Mise en place du cycle biologique

Cycle biologique dans un aquarium. (1) ajout de nouriture et de nutriments, (2) production d'uree et d'ammoniac par les poissons, (3) Conversion de l'ammoniac en nitrites par les bacteries du genre Nitrosomonas, (4) les nitrites sont convertis en nitrates par les bacteries du genre Nitrospira. Les nitrates, moins toxiques que les nitrites et l'ammoniac, sont consommees par les plantes. Le renouvellement periodique de l'eau elimine les nitrates en exces. (5) Evaporation, (6) lumiere, (7) cycle de l'oxygene, (8) O2 produit par les plantes, (9) CO2 produit par les poissons.

Sommaire


Introduction

Tout aquariophile désireux de mettre en route un aquarium, que ce soit le premier ou non, est confronté à la problématique instauration du "cycle de l'azote" dans cet aquarium. Généralement, on recommande de provoquer une légère pollution de l'eau, soit avec des paillettes d'aliments pour poissons, soit par tout autre moyen, le plus connu consistant à ajouter une moule cuite dans le bac ou dans le filtre.

Avant d'aller plus loin, je crois nécessaire de mentionner que, en aquariophilie, le terme de "Nitrification" (qui désigne la transformation de l'ammoniaque en nitrites) est erroné et que le professionnel du traitement des eaux y verra la transformation de l'ammoniaque en nitrate, c'est-à-dire l'oxydation complète de l'ammoniaque.

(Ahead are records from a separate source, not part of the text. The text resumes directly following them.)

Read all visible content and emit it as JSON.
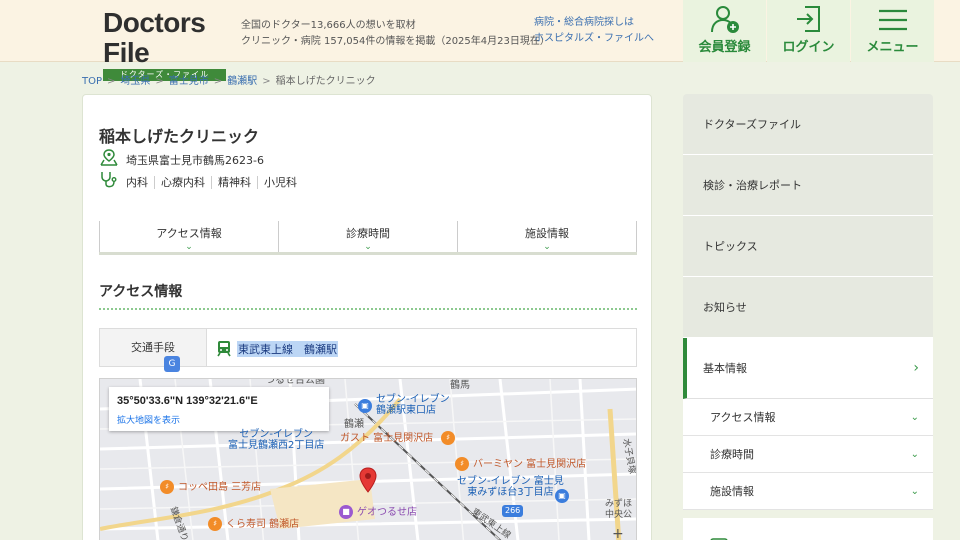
{
  "header": {
    "logo_title": "Doctors File",
    "logo_sub": "ドクターズ・ファイル",
    "tagline_line1": "全国のドクター13,666人の想いを取材",
    "tagline_line2": "クリニック・病院 157,054件の情報を掲載（2025年4月23日現在）",
    "hosp_line1": "病院・総合病院探しは",
    "hosp_line2": "ホスピタルズ・ファイルへ",
    "register_label": "会員登録",
    "login_label": "ログイン",
    "menu_label": "メニュー"
  },
  "breadcrumb": {
    "items": [
      "TOP",
      "埼玉県",
      "富士見市",
      "鶴瀬駅"
    ],
    "current": "稲本しげたクリニック"
  },
  "clinic": {
    "name": "稲本しげたクリニック",
    "address": "埼玉県富士見市鶴馬2623-6",
    "departments": [
      "内科",
      "心療内科",
      "精神科",
      "小児科"
    ]
  },
  "tabs": [
    {
      "label": "アクセス情報"
    },
    {
      "label": "診療時間"
    },
    {
      "label": "施設情報"
    }
  ],
  "access": {
    "section_title": "アクセス情報",
    "transport_label": "交通手段",
    "transport_value": "東武東上線　鶴瀬駅"
  },
  "map": {
    "coords": "35°50'33.6\"N 139°32'21.6\"E",
    "enlarge": "拡大地図を表示",
    "labels": {
      "tsurusedaiichi": "つるせ台公園",
      "tsuruma": "鶴馬",
      "seven_east": "セブン-イレブン\n鶴瀬駅東口店",
      "tsuruse_station": "鶴瀬",
      "seven_west": "セブン-イレブン\n富士見鶴瀬西2丁目店",
      "gusto": "ガスト 富士見関沢店",
      "bamiyan": "バーミヤン 富士見関沢店",
      "coppe": "コッペ田島 三芳店",
      "geo": "ゲオつるせ店",
      "seven_south": "セブン-イレブン 富士見\n東みずほ台3丁目店",
      "kura": "くら寿司 鶴瀬店",
      "tobu_line": "東武東上線",
      "kamakura": "鎌倉通り",
      "route": "266",
      "mizuho": "みずほ\n中央公",
      "mizuko": "水子貝塚"
    }
  },
  "sidebar": {
    "items": [
      {
        "label": "ドクターズファイル"
      },
      {
        "label": "検診・治療レポート"
      },
      {
        "label": "トピックス"
      },
      {
        "label": "お知らせ"
      }
    ],
    "active": {
      "label": "基本情報"
    },
    "subitems": [
      {
        "label": "アクセス情報"
      },
      {
        "label": "診療時間"
      },
      {
        "label": "施設情報"
      }
    ]
  },
  "colors": {
    "brand_green": "#2f8a3a",
    "header_bg": "#fbf3e3",
    "page_bg": "#eef2e4",
    "link_blue": "#3a6fb0"
  }
}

Le but de cette opération est de fournir une source d'ammoniac (NH3), rapidement transformé en solution (NH4+). Un bref rappel du cycle de l'azote me semble donc nécessaire: Lorsque le bac sera peuplé, les principales sources d'ammoniaque seront les déchets issus du métabolisme des poissons (respiration, urine, excréments) et … des maladresses de l'aquariophile (nourriture non consommée). Cet ammoniaque, dangereux à très faibles doses, va faire l'objet d'une série de transformations, d'oxydations, qui aboutiront à un composé "moins toxique", l'ion nitrate (NO3 -).

On ignore généralement qu'il existe plusieurs méthodes pour établir le cycle de l'azote.

Le procédé le plus barbare consiste à introduire dans l'aquarium quelques poissons "résistants et de faible prix" qui fourniront la matière première aux bactéries. Cette méthode, bien que sûre, est éthiquement condamnable et je ne la cite que pour mémoire. Exemple à ne pas suivre.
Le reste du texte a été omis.